Cuba : les États-Unis menacent de sanctions les sociétés étrangères présentes sur place
Chaque matin, Nicolas Barré fait le point
sur une question d'actualité économique.
Une nouvelle fois, les États-Unis imposent leur
loi au reste du monde : après les sanctions contre l’Iran, Washington vise
maintenant ceux qui font des affaires avec Cuba ?

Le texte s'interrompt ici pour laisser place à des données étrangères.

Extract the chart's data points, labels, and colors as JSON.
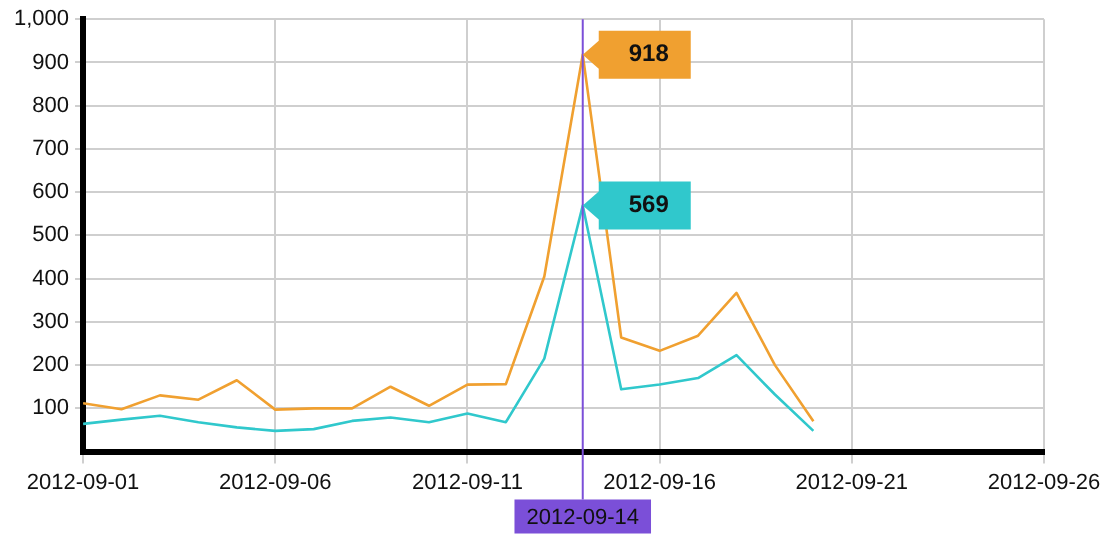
{
  "chart_data": {
    "type": "line",
    "x": [
      "2012-09-01",
      "2012-09-02",
      "2012-09-03",
      "2012-09-04",
      "2012-09-05",
      "2012-09-06",
      "2012-09-07",
      "2012-09-08",
      "2012-09-09",
      "2012-09-10",
      "2012-09-11",
      "2012-09-12",
      "2012-09-13",
      "2012-09-14",
      "2012-09-15",
      "2012-09-16",
      "2012-09-17",
      "2012-09-18",
      "2012-09-19",
      "2012-09-20"
    ],
    "series": [
      {
        "color": "#f0a030",
        "values": [
          112,
          98,
          130,
          120,
          165,
          97,
          100,
          100,
          150,
          106,
          155,
          156,
          405,
          918,
          264,
          233,
          268,
          367,
          200,
          70
        ]
      },
      {
        "color": "#30c8cc",
        "values": [
          64,
          74,
          83,
          68,
          56,
          48,
          52,
          71,
          79,
          68,
          88,
          68,
          215,
          569,
          144,
          155,
          170,
          223,
          132,
          48
        ]
      }
    ],
    "xlim": [
      "2012-09-01",
      "2012-09-26"
    ],
    "xticks": [
      "2012-09-01",
      "2012-09-06",
      "2012-09-11",
      "2012-09-16",
      "2012-09-21",
      "2012-09-26"
    ],
    "ylim": [
      0,
      1000
    ],
    "yticks": [
      100,
      200,
      300,
      400,
      500,
      600,
      700,
      800,
      900,
      {
        "value": 1000,
        "label": "1,000"
      }
    ],
    "grid": true,
    "legend": false,
    "marker": "none",
    "line_style": "solid",
    "ref_lines": [
      {
        "axis": "x",
        "value": "2012-09-14",
        "label": "2012-09-14",
        "color": "#7b4fd8"
      }
    ],
    "annotations": [
      {
        "text": "918",
        "x": "2012-09-14",
        "y": 918
      },
      {
        "text": "569",
        "x": "2012-09-14",
        "y": 569
      }
    ]
  }
}
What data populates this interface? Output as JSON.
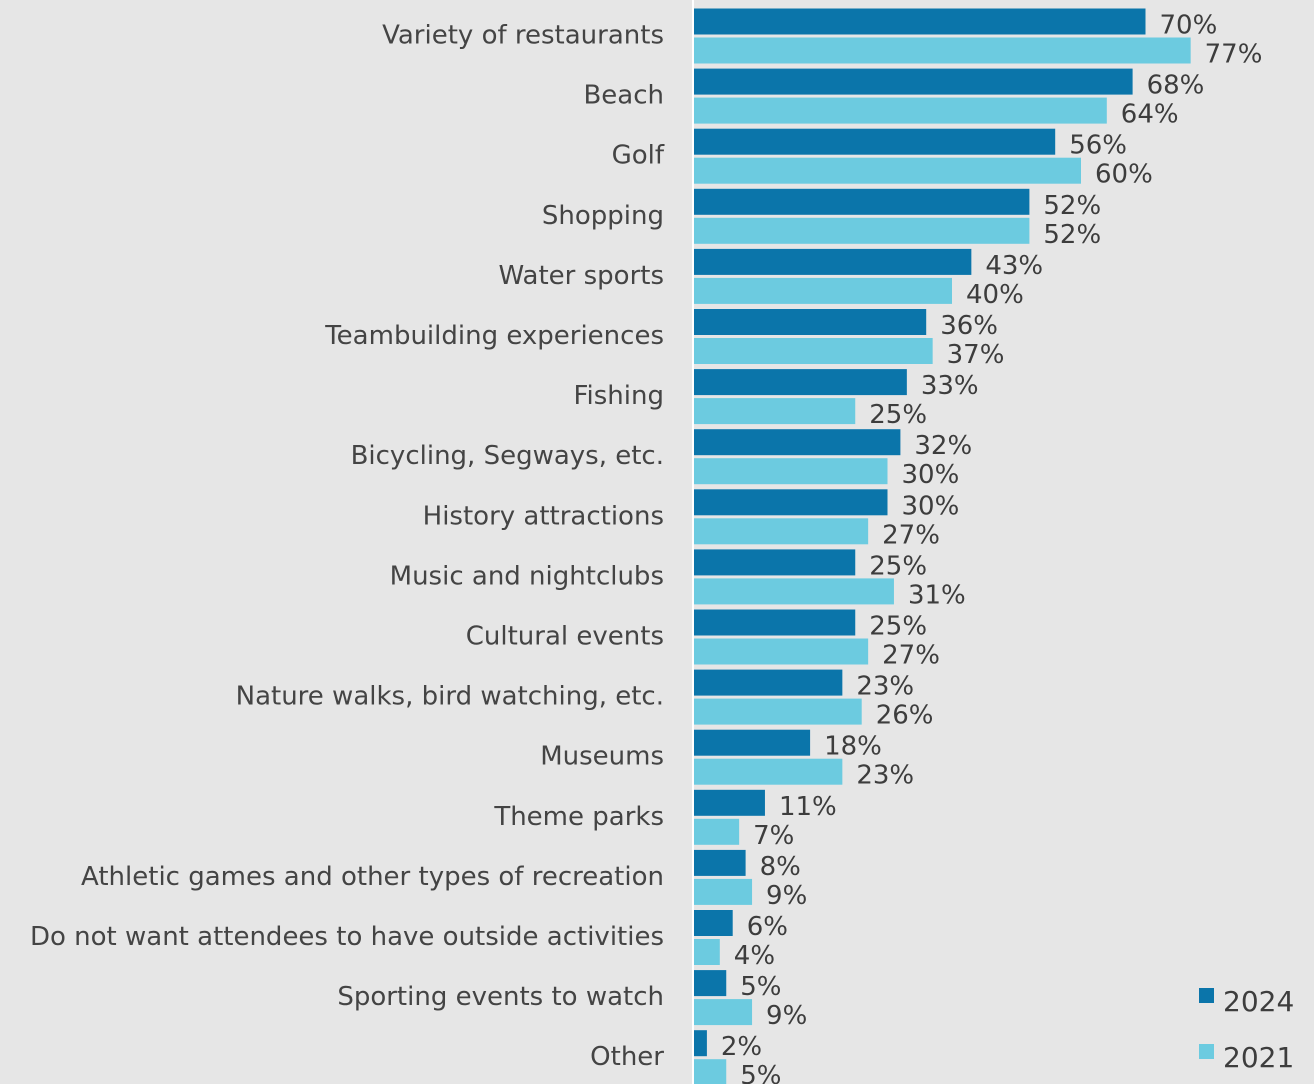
{
  "chart_data": {
    "type": "bar",
    "orientation": "horizontal",
    "categories": [
      "Variety of restaurants",
      "Beach",
      "Golf",
      "Shopping",
      "Water sports",
      "Teambuilding experiences",
      "Fishing",
      "Bicycling, Segways, etc.",
      "History attractions",
      "Music and nightclubs",
      "Cultural events",
      "Nature walks, bird watching, etc.",
      "Museums",
      "Theme parks",
      "Athletic games and other types of recreation",
      "Do not want attendees to have outside activities",
      "Sporting events to watch",
      "Other"
    ],
    "series": [
      {
        "name": "2024",
        "color": "#0b75aa",
        "values": [
          70,
          68,
          56,
          52,
          43,
          36,
          33,
          32,
          30,
          25,
          25,
          23,
          18,
          11,
          8,
          6,
          5,
          2
        ]
      },
      {
        "name": "2021",
        "color": "#6ccbe0",
        "values": [
          77,
          64,
          60,
          52,
          40,
          37,
          25,
          30,
          27,
          31,
          27,
          26,
          23,
          7,
          9,
          4,
          9,
          5
        ]
      }
    ],
    "value_suffix": "%",
    "xlim": [
      0,
      100
    ],
    "grid": false,
    "legend_position": "bottom-right",
    "background": "#e6e6e6"
  }
}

Cette affaire est édifiante car nous, pays
européens, alliés des États-Unis, sommes les victimes de la politique étrangère
américaine. Les États-Unis veulent affaiblir Cuba qu’elle accuse de soutenir le
régime de Maduro au Venezuela. Soit, c’est leur droit. Et on pourrait se dire
qu’un pays comme les États-Unis a beaucoup de moyens d’affaiblir Cuba. Sauf que
le moyen qu’ils ont trouvé est particulièrement pervers : il s’agit de
permettre de lancer des poursuites judiciaires aux États-Unis contre les
sociétés étrangères présentes à Cuba. Ce qui veut dire qu’une entreprise qui a
réalisé des affaires à Cuba grâce aux nationalisations de 1959, vous voyez
qu’on remonte loin, à la Révolution, pourra désormais être poursuivie et
condamnée.
Parmi ces sociétés étrangères, certaines sont
européennes ?
Exactement. En plus de sociétés américaines comme
Delta, American Airlines ou les hôtels Marriott, des groupes européens présents
là-bas comme Accor, Pernod Ricard, Bouygues ou même Aéroports de Paris, mais
également des Asiatiques comme Huawei, pourraient donc être inquiétés. L’Union
européenne et le Canada ont immédiatement protesté, à juste titre. La
Commission européenne a fait part de ses "vives inquiétudes" car nous
sommes, nous Européens, le premier investisseur étranger à Cuba. Alors pour
être poursuivi aux États-Unis, il faut que l’entreprise étrangère ait travaillé
avec des sociétés ou des actifs nationalisés lors de la Révolution. Ce n’est
pas le cas de toutes les sociétés étrangères à Cuba. Mais c’est une épée de
Damoclès qui pèse désormais sur beaucoup d’entreprises.
Comme pour l’Iran ?
C’est la même logique ! Les États-Unis
appliquent une justice extraterritoriale. La plupart des sociétés européennes
qui étaient présentes en Iran se sont retirées depuis que l’administration
Trump a réactivé les sanctions. Les Européens ont été exclus de facto d’Iran.
La procédure est moins brutale s’agissant de Cuba mais on remarque tout de même
deux similarités. D’abord, Cuba est aussi un pays où les intérêts européens
sont plus importants que les intérêts américains. Trump dit qu’il veut
affaiblir Cuba, mais c’est nous qu’il pénalise au passage. Ensuite, nous sommes
une nouvelle fois impuissants face au rouleau compresseur judiciaire américain.
L’Europe doit se doter d’outils de représailles pour se faire respecter.